Mais qu’en est-il du visiteur de passage, en transit dans le Transitraum ? Qu’est-il venu y faire d’abord ? Au départ y flâner, une promenade, le nez au vent, pour voir. Il avait bien quelques vagues idées derrière la tête. Il s’est vite aperçu que le rangement sur une étagère ne resserrait pas la problématique de l’investigation, bien au contraire. Il savait qu’aucune étude systématique n’avait été faite mais s’est très rapidement rendu compte que seul il n’y arriverait pas, cela nécessite un vaste travail collaboratif. Je me suis donc concentré sur l’idée d’un reportage dans les livres d’auteurs français. Il m’a fallu pour cela pas moins de deux semaines, travail que j’ai réalisé en deux périodes. D’Althusser, Aragon, à Stendhal, Valéry, Virilio en passant par Deleuze, Guattari, Montaigne ou Pascal, il n’en manque pas. Il s’agira de voir où nous mènent ces pages cornées, passages cochés, marque pages de tous ordres contenus dans les livres. Par exemple, que signifie cette dédicace de Jean Baudrillard à Heiner Müller :
Pour Heiner Müller,
L’illusion de la fin [titre du livre]
Pour une grève illimitée de
la fin et du commencement !
( Par devers-moi, cette question : qu’avons-nous fait de nos lectures?)
Cela me permettra de reprendre une vieille idée qui avait eu un commencement de réalisation en 1992, lors d’un colloque international organisé par Christian Klein au département d’Études germaniques de l’Université Stendhal de Grenoble intitulé Heiner Müller, La France et l’Europe. J’y avais planché, moi qui n’ai jamais songé à l’avoir, devant des candidats à l’agrégation d’allemand. Après que François Mitterrand l’eut rencontré à Berlin, Heiner Müller fut décoré de l’ordre des arts et lettres et mis à l’agrégation d’allemand. Mon exposé qui avait pour titre Le tapis blanc de Michel Foucault esquissait une première approche des relations que Heiner Müller entretenait avec la littérature et la pensée françaises. Il n’avait pas été bien reçu, j’avais oublié que les candidats à l’agrégation étaient venus chercher de quoi passer leur examen et rien d’autre. (En fait, ce n’était pas mon problème).

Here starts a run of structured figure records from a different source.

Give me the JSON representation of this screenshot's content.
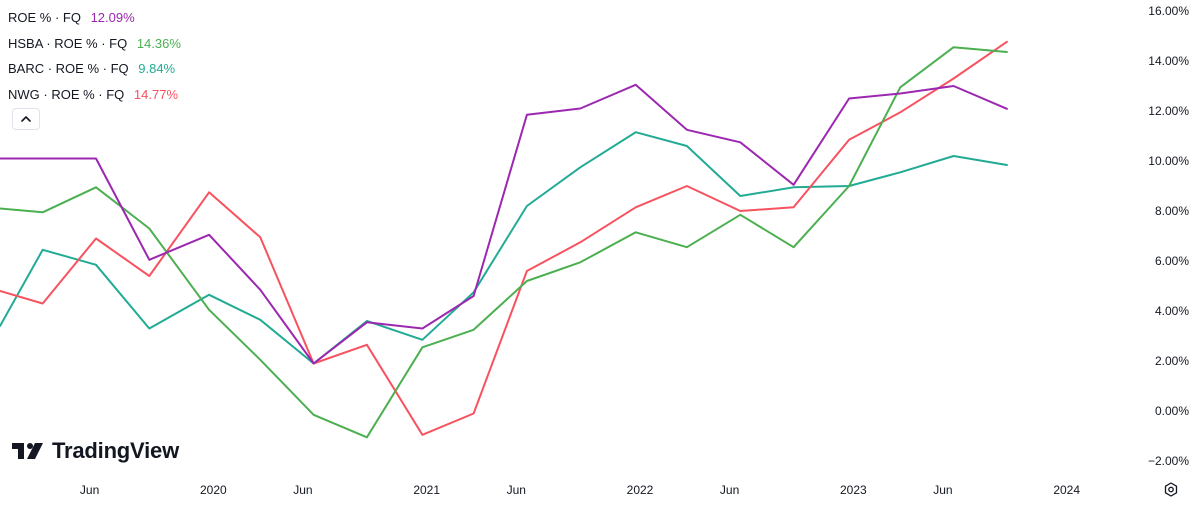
{
  "legend": [
    {
      "label": "ROE % · FQ",
      "value": "12.09%",
      "color": "#9c27b0"
    },
    {
      "label": "HSBA · ROE % · FQ",
      "value": "14.36%",
      "color": "#4caf50"
    },
    {
      "label": "BARC · ROE % · FQ",
      "value": "9.84%",
      "color": "#22ab94"
    },
    {
      "label": "NWG · ROE % · FQ",
      "value": "14.77%",
      "color": "#f7525f"
    }
  ],
  "brand": {
    "name": "TradingView"
  },
  "chart_data": {
    "type": "line",
    "x_ticks": [
      {
        "label": "Jun",
        "t": 2019.42
      },
      {
        "label": "2020",
        "t": 2020.0
      },
      {
        "label": "Jun",
        "t": 2020.42
      },
      {
        "label": "2021",
        "t": 2021.0
      },
      {
        "label": "Jun",
        "t": 2021.42
      },
      {
        "label": "2022",
        "t": 2022.0
      },
      {
        "label": "Jun",
        "t": 2022.42
      },
      {
        "label": "2023",
        "t": 2023.0
      },
      {
        "label": "Jun",
        "t": 2023.42
      },
      {
        "label": "2024",
        "t": 2024.0
      }
    ],
    "y_ticks": [
      "16.00%",
      "14.00%",
      "12.00%",
      "10.00%",
      "8.00%",
      "6.00%",
      "4.00%",
      "2.00%",
      "0.00%",
      "−2.00%"
    ],
    "y_tick_values": [
      16,
      14,
      12,
      10,
      8,
      6,
      4,
      2,
      0,
      -2
    ],
    "ylim": [
      -2,
      16
    ],
    "xlim": [
      2019.0,
      2024.25
    ],
    "series": [
      {
        "name": "ROE % · FQ",
        "color": "#9c27b0",
        "x": [
          2019.0,
          2019.45,
          2019.7,
          2019.98,
          2020.22,
          2020.47,
          2020.72,
          2020.98,
          2021.22,
          2021.47,
          2021.72,
          2021.98,
          2022.22,
          2022.47,
          2022.72,
          2022.98,
          2023.22,
          2023.47,
          2023.72
        ],
        "y": [
          10.1,
          10.1,
          6.05,
          7.05,
          4.85,
          1.9,
          3.55,
          3.3,
          4.6,
          11.85,
          12.1,
          13.05,
          11.25,
          10.75,
          9.05,
          12.5,
          12.7,
          13.0,
          12.09
        ]
      },
      {
        "name": "HSBA · ROE % · FQ",
        "color": "#4caf50",
        "x": [
          2019.0,
          2019.2,
          2019.45,
          2019.7,
          2019.98,
          2020.22,
          2020.47,
          2020.72,
          2020.98,
          2021.22,
          2021.47,
          2021.72,
          2021.98,
          2022.22,
          2022.47,
          2022.72,
          2022.98,
          2023.22,
          2023.47,
          2023.72
        ],
        "y": [
          8.1,
          7.95,
          8.95,
          7.3,
          4.05,
          2.05,
          -0.15,
          -1.05,
          2.55,
          3.25,
          5.2,
          5.95,
          7.15,
          6.55,
          7.85,
          6.55,
          9.0,
          12.95,
          14.55,
          14.36
        ]
      },
      {
        "name": "BARC · ROE % · FQ",
        "color": "#22ab94",
        "x": [
          2019.0,
          2019.2,
          2019.45,
          2019.7,
          2019.98,
          2020.22,
          2020.47,
          2020.72,
          2020.98,
          2021.22,
          2021.47,
          2021.72,
          2021.98,
          2022.22,
          2022.47,
          2022.72,
          2022.98,
          2023.22,
          2023.47,
          2023.72
        ],
        "y": [
          3.4,
          6.45,
          5.85,
          3.3,
          4.65,
          3.65,
          1.9,
          3.6,
          2.85,
          4.75,
          8.2,
          9.75,
          11.15,
          10.6,
          8.6,
          8.95,
          9.0,
          9.55,
          10.2,
          9.84
        ]
      },
      {
        "name": "NWG · ROE % · FQ",
        "color": "#f7525f",
        "x": [
          2019.0,
          2019.2,
          2019.45,
          2019.7,
          2019.98,
          2020.22,
          2020.47,
          2020.72,
          2020.98,
          2021.22,
          2021.47,
          2021.72,
          2021.98,
          2022.22,
          2022.47,
          2022.72,
          2022.98,
          2023.22,
          2023.47,
          2023.72
        ],
        "y": [
          4.8,
          4.3,
          6.9,
          5.4,
          8.75,
          6.95,
          1.9,
          2.65,
          -0.95,
          -0.1,
          5.6,
          6.75,
          8.15,
          9.0,
          8.0,
          8.15,
          10.85,
          11.95,
          13.3,
          14.77
        ]
      }
    ]
  }
}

J’avais évoqué Artaud, Lautréamont, Julien Gracq, Michel Foucault et beaucoup Althusser, question qui me préoccupait à l’époque et qui est aujourd’hui de l’histoire. Il en manquait beaucoup. Je reprendrai tout cela auteur par auteur après avoir d’abord, dans les prochains épisodes, dit quelques mots sur l’origine d’un certain nombre de livres, évoqué les relations de la bibliothèque avec la pharmacie de Platon, le rapport de Heiner Müller aux livres et à la lecture qui sera le fil conducteur de ce chantier. Il existe en Allemagne des blogs qui rendent compte régulièrement de l’état d’avancement de certains chantiers. Les chantiers continuent de fasciner. Il en sera de même de celui-ci qui sera mené en parallèle avec celui entamé sur la biographie.